COLOMBO, Dec 14 (Reuters) – Sri Lanka is expecting as much as $5 billion in loans next year from multilateral agencies besides an IMF deal, while the government is aiming to raise up to $3 billion via restructuring of state assets, its foreign minister told Reuters on Wednesday.
The island nation’s worst economic crisis in more than seven decades has resulted in widespread unrest due to shortages of food and fuel. Its then-president Gotabaya Rajapaksa was ousted in July.
Additional funds are critical for the country that is already saddled with a public external debt of $40.6 billion, of which it owes 22% to Chinese creditors.
In September, the country of 22 million reached an agreement with the IMF for a loan of $2.9 billion, which could be approved for disbursal next year.

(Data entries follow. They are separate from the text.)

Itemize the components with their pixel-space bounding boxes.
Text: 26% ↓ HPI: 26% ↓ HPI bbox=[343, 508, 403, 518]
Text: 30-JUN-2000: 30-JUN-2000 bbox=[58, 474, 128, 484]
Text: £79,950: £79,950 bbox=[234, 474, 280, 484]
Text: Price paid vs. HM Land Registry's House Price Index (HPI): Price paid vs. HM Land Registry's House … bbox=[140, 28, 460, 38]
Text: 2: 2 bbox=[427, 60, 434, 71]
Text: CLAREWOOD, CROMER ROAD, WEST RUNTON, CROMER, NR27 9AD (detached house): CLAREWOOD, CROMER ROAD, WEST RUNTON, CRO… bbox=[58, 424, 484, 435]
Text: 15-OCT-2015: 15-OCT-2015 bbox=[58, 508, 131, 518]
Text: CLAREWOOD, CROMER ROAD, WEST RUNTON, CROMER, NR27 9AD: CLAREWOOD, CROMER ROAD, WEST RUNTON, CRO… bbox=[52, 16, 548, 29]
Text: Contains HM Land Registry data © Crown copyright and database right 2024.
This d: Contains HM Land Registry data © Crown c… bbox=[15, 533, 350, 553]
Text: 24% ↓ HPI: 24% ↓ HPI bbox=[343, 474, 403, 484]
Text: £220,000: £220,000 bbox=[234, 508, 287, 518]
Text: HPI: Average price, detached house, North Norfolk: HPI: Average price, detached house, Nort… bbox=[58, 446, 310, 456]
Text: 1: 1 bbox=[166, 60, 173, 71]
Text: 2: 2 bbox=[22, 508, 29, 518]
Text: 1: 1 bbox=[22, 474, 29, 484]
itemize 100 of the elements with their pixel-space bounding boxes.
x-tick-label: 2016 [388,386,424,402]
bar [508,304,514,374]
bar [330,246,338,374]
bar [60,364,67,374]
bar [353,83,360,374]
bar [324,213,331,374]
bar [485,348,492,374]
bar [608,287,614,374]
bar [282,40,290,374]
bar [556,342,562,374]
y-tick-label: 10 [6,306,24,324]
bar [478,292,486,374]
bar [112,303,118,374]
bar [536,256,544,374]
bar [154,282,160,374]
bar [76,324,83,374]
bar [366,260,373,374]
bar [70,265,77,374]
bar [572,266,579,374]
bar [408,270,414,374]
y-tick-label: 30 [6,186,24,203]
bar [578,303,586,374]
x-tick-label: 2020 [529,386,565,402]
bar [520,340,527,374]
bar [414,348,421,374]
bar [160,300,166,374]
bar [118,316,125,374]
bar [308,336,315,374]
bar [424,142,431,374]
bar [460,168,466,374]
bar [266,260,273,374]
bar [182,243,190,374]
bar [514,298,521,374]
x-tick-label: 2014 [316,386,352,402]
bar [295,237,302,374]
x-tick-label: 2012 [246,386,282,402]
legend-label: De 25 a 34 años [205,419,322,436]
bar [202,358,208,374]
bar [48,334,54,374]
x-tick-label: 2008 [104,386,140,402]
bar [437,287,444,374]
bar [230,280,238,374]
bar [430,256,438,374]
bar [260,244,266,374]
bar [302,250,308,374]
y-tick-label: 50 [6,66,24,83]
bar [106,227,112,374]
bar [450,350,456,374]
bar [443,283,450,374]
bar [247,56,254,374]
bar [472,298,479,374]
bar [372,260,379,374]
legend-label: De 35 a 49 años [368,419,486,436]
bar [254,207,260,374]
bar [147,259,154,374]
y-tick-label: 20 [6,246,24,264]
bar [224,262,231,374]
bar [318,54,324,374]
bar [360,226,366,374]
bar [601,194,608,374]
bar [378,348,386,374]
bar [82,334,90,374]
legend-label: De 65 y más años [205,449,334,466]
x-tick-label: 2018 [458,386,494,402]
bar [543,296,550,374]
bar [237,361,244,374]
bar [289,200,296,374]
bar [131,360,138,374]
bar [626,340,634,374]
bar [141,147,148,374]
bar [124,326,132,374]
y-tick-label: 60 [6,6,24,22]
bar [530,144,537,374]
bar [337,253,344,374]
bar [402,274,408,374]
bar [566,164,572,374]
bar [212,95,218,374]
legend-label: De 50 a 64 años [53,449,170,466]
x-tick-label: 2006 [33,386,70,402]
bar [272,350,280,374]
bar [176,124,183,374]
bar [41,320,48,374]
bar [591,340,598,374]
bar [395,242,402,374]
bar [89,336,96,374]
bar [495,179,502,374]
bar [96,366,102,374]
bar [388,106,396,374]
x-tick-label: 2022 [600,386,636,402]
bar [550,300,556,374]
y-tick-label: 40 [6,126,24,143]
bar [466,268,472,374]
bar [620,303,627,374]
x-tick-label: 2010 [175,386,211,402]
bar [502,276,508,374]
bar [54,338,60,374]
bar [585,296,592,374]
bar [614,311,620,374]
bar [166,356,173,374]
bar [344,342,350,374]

“Apart from what we get from the IMF, we are looking at all others, the multilaterals put together another $4-$5 billion …,” Ali Sabry said in an interview.
“The president is interested in restructuring some of the (state) institutions, so through that if we can raise $2-$3 billion, our treasury and reserves become strengthened.”
Sri Lanka was expecting to seek IMF board approval for the loan in December but that has likely been pushed to January, the minister said, as the government works to lock in financing assurances from countries including China, Japan and India, as well as private creditors.
Sabry said Sri Lanka was still waiting for “letters of assurance” for debt restructuring from its largest bilateral creditor China, as well as India.
The two countries have backed the restructuring efforts and Sri Lanka has shared documents and data with them, he said.
“We have made it very clear to the IMF, to our multilateral partners and to our bilateral friends that patience is running out and it is urgent for the sake of Sri Lankans and the good health of the world economy,” Sabry said.
Overall, Sri Lanka’s economy has improved with essential imports such as fuel and food becoming regular, Sabry said.
Inflation, which edged above 70% earlier this year, eased to 61% at the end of November but the economy is expected to contract by about 8.7% this year.
“Some stability is taking place. Then growth can return,” Sabry said. “So that should start in the next quarter of next year with the IMF loan coming in, other multilateral agencies coming in. But for growth to take place, it is going to be 2024.”